When "Visionary" was broadcast in 1995, it achieved ratings of 7.9 and third spot in its time slot. This was in line with much of the ratings for Season 3 which varied between about six and nine Nielsen points over the course of its run (from October 1994 to July 1995). This was a popular time for the franchise, with Star Trek Generations hitting theaters in November 1994, and Star Trek: Voyager coming out in January 1995.

==Plot==
A Romulan delegation visits Deep Space Nine in order to receive intelligence about the Dominion promised to the Romulans by Starfleet. Complicating matters is the presence on the station of a crew of Klingons, another alien race with a history of poor relations with the Romulans.

Chief O'Brien, as an unexpected side-effect of radiation exposure, begins experiencing time shifts, each five hours into the future. He witnesses a bar brawl, in which he saves his future self from being stabbed by Klingons. In another time jump, he sees his future self killed by an energy beam in a corridor near the Romulans' quarters. On returning from the time jump, he reports the incident; the resulting investigation detects the trap being installed by the Klingons, leading to the Klingons' arrest, preventing the energy beam event O'Brien witnessed.

In another time jump, he witnesses the destruction of the station. He deliberately subjects himself to more radiation in order to time shift only three hours into the future in order to see exactly what causes the destruction: a cloaked Romulan warship reveals itself and begins firing on the station. After telling his future self about his mission, he dies of radiation poisoning. It falls to the future O'Brien to go back in time to warn Commander Sisko about the Romulans' plot. Sisko, speculating that the Romulans intend to destroy the station and the wormhole in order to cut off further contact with the Gamma Quadrant, aims the station's weapons at the cloaked ship and has the Romulan delegates ejected from the station.

Later, O'Brien uses his limited knowledge of the future to annoy the profit-hungry Quark.

==Reception==
In 2018, Comic Book Resources rated "Visionary" the 13th best time-travel episode in Star Trek, noting it as a 'showcase' for O'Brien and calling the plot 'intriguing'.

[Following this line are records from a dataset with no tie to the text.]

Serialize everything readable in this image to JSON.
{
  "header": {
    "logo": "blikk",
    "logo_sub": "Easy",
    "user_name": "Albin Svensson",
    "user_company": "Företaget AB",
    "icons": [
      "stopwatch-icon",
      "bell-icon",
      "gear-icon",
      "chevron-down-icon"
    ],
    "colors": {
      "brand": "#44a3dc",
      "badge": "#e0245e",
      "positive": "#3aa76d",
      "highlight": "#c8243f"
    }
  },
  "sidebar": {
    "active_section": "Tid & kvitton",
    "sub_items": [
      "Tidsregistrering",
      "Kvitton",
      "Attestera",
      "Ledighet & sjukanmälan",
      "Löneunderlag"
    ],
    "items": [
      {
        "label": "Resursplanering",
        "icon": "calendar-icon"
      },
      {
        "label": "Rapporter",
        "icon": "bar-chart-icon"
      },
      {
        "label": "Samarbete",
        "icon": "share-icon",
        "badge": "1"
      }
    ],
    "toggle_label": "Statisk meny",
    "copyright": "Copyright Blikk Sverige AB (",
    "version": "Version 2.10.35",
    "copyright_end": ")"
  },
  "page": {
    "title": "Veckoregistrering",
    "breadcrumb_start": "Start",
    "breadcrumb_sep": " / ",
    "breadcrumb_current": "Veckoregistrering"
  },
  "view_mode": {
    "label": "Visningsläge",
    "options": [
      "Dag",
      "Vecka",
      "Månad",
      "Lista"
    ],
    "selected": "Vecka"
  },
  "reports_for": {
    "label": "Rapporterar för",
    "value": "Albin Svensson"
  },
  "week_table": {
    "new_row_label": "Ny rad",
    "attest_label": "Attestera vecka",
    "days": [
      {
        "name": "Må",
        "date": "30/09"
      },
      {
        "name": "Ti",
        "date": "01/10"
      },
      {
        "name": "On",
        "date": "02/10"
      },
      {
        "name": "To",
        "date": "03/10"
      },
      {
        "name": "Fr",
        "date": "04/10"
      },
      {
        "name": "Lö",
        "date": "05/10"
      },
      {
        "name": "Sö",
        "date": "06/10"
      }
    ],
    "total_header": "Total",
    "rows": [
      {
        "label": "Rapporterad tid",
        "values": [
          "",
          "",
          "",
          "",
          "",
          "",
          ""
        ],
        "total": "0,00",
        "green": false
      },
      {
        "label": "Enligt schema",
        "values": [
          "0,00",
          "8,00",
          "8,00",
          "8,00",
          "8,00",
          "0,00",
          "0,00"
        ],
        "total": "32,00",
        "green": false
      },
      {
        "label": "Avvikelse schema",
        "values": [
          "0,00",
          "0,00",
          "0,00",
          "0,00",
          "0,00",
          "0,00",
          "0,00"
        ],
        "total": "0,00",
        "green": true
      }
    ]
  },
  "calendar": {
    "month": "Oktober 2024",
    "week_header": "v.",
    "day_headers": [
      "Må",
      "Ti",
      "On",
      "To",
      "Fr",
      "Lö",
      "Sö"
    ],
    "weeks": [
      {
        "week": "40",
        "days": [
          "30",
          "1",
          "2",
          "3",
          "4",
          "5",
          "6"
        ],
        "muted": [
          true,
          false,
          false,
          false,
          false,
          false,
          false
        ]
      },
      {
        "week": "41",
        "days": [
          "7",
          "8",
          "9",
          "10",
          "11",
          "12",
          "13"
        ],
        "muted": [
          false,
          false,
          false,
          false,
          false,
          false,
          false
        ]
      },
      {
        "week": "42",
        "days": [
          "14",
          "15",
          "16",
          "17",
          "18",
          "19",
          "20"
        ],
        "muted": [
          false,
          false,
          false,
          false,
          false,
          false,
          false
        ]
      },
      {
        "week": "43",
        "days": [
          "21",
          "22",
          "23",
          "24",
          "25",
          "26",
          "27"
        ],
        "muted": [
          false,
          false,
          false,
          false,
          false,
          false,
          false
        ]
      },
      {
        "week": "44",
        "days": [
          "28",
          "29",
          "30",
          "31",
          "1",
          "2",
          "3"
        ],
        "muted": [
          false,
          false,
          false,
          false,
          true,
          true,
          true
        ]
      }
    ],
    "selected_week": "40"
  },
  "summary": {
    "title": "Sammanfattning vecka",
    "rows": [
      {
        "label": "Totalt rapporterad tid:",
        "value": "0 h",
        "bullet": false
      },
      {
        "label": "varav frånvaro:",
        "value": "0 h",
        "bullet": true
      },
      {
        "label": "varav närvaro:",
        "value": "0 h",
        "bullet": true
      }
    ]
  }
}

Writing for Tor.com in 2013, Keith R.A. DeCandido gave the episode a mixed review, with a rating of six out of ten: he praised the character portrayals and the episode's connections to the larger plot arcs of Deep Space Nine, but criticized the plot's reliance on technobabble.

== Releases ==
This episode was released on LaserDisc in Japan on October 2, 1998, in the half-season collection 3rd Season Vol. 2. The set included episodes from "Destiny" to "The Adversary" on double sided 12 inch optical discs; the box set had a total runtime of 552 minutes and included audio tracks in English and Japanese.

The episode was released on home video by Paramount on VHS (catalog number) VHR 4143, paired with "Distant Voices".